Democracy Promotion in the Age of Social Digital Media: Challenges and Opportunities
This project examined the impact of new social media on people’s political attitudes and behaviour. The focus lies on individual citizens and the way in which Internet use and social networks shape their political orientation and participation. Furthermore, the project analysed the potential of digital technologies to promote democracy.
Project Lead:
Anita Breuer
Time frame:
2011 - 2014
/
completed
Project description
Over recent years, political scientists have become increasingly interested in the political significance of digital social networking. The prominent role of social media in political events of such diverse nature as the 2008 U.S. presidential election and the ouster of authoritarian regimes in Tunisia and Egypt in 2011, has spurred a controversial discussion on the effective impact of these tools on the democratic process.
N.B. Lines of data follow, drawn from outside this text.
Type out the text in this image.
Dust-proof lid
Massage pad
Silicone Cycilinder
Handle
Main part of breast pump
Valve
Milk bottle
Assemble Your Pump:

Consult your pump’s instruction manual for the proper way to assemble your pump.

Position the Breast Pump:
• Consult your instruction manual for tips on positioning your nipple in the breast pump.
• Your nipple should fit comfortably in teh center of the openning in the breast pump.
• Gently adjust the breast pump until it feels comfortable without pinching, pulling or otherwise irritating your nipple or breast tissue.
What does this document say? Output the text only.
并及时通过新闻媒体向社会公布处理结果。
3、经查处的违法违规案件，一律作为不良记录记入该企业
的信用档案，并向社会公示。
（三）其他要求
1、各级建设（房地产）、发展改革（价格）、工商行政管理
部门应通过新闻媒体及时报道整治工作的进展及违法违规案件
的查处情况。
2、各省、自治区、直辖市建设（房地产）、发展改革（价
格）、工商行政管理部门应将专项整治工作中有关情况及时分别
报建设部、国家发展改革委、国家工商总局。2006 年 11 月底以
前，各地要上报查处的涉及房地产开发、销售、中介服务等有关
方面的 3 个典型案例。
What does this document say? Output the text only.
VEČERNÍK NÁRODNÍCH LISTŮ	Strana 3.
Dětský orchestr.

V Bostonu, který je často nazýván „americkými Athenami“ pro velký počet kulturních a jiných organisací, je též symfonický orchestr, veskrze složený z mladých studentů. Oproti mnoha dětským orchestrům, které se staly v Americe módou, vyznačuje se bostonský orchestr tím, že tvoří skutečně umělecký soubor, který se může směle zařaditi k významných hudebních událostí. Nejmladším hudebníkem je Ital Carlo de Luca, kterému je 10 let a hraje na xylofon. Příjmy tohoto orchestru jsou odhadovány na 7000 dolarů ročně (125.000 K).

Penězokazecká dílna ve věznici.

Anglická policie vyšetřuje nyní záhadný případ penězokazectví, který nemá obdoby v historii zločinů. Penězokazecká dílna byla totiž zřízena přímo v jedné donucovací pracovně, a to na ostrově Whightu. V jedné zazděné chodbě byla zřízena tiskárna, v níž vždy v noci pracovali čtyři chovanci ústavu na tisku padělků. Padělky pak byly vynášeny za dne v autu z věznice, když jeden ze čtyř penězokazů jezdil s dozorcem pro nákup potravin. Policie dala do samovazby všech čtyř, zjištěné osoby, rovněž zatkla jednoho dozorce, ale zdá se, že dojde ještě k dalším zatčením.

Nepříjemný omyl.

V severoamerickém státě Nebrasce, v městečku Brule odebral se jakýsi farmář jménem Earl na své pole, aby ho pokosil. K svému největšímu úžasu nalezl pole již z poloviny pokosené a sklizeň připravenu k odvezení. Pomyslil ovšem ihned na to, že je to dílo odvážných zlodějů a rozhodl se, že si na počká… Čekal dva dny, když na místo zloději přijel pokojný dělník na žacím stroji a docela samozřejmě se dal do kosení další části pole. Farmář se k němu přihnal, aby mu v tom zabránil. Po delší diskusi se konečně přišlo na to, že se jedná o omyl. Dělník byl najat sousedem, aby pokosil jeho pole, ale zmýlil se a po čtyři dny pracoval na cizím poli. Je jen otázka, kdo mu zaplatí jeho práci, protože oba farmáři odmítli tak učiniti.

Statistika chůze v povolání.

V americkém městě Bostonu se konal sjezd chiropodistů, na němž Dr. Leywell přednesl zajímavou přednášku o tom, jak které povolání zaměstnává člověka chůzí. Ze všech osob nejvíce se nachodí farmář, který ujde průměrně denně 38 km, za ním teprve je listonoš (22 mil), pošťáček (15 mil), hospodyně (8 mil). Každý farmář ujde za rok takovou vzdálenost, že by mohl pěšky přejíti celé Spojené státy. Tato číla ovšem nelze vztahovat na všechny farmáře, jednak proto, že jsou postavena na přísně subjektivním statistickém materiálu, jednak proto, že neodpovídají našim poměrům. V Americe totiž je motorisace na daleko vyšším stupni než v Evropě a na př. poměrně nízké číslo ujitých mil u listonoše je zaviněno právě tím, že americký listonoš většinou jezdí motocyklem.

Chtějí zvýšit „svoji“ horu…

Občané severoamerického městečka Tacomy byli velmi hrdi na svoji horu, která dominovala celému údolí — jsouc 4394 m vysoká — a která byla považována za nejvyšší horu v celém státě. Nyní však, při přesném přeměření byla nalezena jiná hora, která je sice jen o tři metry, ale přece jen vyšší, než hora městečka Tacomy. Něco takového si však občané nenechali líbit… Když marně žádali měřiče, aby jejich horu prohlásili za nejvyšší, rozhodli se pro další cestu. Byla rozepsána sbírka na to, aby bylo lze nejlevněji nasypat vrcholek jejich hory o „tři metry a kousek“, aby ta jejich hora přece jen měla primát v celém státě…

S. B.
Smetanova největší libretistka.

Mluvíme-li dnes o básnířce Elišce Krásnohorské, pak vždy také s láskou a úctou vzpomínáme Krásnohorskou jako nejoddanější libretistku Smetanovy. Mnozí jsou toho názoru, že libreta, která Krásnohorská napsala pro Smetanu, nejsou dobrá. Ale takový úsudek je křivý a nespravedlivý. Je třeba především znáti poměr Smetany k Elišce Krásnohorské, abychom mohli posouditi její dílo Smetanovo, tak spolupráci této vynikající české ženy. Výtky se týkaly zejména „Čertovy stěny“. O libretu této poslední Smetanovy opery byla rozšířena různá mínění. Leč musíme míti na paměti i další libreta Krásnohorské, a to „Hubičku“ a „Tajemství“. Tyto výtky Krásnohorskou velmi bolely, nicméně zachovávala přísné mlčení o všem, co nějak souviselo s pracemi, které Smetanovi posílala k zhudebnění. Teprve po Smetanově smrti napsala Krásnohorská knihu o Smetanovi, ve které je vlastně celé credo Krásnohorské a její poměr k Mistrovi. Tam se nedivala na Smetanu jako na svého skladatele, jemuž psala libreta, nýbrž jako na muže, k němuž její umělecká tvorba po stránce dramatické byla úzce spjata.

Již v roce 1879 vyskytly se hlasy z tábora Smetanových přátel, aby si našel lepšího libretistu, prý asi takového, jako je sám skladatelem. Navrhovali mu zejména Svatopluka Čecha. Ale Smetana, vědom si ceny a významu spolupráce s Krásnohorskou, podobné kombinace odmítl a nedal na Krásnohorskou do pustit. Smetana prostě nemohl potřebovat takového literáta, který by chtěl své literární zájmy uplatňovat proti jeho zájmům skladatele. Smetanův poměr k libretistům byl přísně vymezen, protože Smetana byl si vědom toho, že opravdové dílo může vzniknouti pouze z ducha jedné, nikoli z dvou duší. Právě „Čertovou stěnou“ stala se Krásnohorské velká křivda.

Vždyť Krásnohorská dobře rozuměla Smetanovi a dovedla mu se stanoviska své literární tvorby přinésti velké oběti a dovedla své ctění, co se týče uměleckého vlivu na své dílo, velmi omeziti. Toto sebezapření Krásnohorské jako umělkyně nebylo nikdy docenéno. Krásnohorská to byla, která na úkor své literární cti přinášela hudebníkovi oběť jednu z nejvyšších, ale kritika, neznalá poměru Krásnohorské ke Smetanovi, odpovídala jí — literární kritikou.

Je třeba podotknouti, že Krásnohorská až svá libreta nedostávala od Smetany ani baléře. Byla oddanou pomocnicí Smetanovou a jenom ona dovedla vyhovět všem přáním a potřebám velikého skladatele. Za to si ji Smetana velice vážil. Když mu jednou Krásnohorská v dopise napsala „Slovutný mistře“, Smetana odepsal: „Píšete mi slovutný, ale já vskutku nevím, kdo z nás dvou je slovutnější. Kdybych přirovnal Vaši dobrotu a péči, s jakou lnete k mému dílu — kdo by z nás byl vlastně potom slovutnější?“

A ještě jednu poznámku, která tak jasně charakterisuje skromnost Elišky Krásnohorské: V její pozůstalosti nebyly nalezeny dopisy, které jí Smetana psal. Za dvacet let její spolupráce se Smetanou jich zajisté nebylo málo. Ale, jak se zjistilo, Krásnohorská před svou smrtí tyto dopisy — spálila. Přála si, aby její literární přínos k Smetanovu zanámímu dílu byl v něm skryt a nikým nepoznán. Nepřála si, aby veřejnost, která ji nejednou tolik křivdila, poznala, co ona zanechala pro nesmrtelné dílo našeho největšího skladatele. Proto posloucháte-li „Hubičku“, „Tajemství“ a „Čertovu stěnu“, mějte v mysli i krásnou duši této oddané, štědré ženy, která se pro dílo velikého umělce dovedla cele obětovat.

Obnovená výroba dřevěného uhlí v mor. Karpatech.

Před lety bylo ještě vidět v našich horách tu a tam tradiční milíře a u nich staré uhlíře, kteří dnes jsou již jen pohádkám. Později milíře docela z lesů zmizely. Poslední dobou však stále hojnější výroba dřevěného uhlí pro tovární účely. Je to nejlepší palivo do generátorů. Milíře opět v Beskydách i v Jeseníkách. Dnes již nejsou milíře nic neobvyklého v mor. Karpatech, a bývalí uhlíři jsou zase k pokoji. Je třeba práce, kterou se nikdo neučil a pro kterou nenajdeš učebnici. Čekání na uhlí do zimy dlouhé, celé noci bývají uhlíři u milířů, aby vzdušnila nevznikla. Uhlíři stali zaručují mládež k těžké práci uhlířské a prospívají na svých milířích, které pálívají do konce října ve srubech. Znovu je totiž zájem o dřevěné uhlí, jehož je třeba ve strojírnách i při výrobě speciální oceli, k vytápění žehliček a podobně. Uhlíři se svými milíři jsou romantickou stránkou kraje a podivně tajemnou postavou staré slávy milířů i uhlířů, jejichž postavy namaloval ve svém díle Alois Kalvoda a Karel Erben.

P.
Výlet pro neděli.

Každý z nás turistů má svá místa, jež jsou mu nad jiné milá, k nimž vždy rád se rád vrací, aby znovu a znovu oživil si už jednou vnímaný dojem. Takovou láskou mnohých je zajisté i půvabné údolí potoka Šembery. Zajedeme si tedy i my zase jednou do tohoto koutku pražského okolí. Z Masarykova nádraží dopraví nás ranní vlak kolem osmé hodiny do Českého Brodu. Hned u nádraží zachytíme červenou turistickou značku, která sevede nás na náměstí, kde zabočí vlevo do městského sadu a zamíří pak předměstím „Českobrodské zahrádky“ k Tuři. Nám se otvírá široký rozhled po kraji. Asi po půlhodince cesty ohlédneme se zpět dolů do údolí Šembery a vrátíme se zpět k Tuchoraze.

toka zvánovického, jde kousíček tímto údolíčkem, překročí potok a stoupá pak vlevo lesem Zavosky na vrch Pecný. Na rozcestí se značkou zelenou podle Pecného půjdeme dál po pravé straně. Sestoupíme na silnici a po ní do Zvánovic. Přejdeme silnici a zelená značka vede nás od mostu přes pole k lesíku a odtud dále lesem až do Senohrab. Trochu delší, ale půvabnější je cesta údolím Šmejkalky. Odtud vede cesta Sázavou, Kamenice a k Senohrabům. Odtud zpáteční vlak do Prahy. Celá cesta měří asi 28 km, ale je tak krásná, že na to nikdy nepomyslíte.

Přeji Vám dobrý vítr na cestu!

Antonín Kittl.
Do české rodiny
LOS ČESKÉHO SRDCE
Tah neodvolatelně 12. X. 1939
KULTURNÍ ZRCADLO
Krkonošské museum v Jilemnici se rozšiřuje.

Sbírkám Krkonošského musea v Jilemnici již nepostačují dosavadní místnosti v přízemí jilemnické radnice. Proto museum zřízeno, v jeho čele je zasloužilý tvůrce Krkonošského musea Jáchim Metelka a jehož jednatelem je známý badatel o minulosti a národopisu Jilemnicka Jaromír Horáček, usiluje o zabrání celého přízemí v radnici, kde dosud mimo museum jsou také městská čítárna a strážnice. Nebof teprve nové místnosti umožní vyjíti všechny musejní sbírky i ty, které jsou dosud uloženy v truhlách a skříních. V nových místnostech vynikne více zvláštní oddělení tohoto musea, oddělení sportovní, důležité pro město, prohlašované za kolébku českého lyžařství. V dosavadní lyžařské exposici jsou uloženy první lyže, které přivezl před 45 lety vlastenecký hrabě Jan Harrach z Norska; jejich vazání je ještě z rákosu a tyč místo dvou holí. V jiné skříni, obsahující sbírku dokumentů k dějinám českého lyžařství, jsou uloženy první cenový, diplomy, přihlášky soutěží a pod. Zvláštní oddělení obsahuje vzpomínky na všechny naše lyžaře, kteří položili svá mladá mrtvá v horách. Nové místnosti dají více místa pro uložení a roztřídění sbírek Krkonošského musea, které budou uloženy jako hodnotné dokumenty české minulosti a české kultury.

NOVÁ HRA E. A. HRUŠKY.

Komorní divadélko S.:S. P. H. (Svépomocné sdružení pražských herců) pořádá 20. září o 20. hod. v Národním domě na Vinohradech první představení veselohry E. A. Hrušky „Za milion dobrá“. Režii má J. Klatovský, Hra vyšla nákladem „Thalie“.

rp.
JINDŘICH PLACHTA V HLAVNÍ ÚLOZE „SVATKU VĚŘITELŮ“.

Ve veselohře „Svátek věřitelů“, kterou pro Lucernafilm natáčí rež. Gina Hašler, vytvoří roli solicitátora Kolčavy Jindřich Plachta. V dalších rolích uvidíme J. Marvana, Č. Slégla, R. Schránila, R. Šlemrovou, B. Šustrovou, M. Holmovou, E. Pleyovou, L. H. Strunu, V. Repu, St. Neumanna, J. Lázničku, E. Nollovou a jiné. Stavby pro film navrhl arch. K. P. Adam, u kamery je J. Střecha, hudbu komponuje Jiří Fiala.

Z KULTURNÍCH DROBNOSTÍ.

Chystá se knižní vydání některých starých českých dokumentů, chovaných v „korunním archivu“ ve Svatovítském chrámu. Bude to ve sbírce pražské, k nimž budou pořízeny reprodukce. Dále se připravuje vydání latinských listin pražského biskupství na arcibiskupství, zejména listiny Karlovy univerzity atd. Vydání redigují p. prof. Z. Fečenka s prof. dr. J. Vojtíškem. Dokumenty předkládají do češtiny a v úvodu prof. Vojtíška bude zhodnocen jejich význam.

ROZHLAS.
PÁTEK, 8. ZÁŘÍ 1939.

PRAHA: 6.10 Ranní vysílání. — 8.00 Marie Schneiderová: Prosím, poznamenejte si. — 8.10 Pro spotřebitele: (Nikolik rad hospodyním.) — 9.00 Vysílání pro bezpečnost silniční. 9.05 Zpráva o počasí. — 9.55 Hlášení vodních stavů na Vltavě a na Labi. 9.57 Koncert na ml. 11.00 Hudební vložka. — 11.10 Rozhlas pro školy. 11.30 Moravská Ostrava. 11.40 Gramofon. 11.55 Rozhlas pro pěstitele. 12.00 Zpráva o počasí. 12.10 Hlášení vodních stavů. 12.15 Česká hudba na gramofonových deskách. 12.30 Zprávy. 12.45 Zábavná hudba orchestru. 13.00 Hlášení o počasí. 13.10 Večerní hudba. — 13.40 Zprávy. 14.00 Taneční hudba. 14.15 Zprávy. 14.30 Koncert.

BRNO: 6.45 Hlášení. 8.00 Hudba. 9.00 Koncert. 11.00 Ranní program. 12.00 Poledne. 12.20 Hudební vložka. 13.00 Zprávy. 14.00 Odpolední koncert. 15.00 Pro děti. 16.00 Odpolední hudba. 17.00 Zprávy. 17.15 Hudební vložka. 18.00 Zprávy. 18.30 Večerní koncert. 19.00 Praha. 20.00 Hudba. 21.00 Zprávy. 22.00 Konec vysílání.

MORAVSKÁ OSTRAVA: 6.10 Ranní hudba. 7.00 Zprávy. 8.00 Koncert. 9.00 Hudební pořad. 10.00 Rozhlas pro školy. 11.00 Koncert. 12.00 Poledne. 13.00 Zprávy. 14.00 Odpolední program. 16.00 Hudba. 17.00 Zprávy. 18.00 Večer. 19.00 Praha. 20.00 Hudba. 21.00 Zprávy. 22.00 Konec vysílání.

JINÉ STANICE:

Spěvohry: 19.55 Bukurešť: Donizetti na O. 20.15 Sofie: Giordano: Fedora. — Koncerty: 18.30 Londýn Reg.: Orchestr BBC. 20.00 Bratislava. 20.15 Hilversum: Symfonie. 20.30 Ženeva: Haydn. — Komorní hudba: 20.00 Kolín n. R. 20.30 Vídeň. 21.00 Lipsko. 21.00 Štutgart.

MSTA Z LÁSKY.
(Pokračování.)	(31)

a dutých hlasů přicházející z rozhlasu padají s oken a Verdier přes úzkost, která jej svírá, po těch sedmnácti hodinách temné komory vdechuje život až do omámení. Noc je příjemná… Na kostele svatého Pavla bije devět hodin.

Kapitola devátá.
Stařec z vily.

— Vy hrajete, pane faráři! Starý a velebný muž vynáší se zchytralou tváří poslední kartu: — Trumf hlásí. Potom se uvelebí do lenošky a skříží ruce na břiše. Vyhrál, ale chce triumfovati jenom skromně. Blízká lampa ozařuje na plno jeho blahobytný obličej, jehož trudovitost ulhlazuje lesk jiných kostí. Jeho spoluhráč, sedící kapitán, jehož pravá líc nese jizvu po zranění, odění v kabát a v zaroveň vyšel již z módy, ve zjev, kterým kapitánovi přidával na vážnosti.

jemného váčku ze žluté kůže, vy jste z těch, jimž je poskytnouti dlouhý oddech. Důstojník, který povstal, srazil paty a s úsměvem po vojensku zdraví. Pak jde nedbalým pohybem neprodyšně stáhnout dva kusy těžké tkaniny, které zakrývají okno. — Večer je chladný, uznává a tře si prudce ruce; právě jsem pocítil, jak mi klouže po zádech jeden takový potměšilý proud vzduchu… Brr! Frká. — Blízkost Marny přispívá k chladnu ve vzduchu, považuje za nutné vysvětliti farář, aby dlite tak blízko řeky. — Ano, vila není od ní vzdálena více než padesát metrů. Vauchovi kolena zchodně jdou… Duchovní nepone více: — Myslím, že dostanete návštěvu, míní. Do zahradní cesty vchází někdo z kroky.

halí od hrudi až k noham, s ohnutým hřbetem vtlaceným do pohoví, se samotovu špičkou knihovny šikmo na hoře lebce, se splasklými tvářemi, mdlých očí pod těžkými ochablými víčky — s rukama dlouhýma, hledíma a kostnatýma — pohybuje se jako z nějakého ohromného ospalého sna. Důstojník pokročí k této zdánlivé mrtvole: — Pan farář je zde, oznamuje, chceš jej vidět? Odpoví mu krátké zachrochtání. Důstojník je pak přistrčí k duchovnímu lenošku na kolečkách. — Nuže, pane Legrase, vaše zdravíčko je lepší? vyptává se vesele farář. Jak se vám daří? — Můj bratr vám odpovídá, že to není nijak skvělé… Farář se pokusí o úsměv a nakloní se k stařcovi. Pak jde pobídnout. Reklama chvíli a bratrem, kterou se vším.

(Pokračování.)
On the one hand, a cyber-optimistic view places high hopes on the capacities of social media to engage citizens more deeply in the political process and to foster democracy enhancing features such as social capital, political information, or corruption monitoring. On the other hand, critics who adopt a more sceptical position consider the influence of social media on civic engagement as marginal. Instead, they point to the diverse political risks involved by the growing popularity of social media such as for example the potential abuse of freely available personal data for intelligence purposes by authoritarian minded governments or the political disengagement of citizens owing to an overflow of low quality entertainment products. Given this background, this project focused on the following two goals:
a) An empirically grounded assessment of the effective impact of social media on individual level political participation. To this purpose, large scale preference surveys analysing citizens’ choice and use of social media and their political behaviour online and offline, were conducted in both democratic and non-democratic contexts.
b) The development of a differentiated conceptual framework for the analysis of digitally based strategies of democracy promotion. To this end, the project combined in-depth investigation of political events that were decisively shaped by the intervention of social media networking with the analysis of existing programs of media assistance in development cooperation.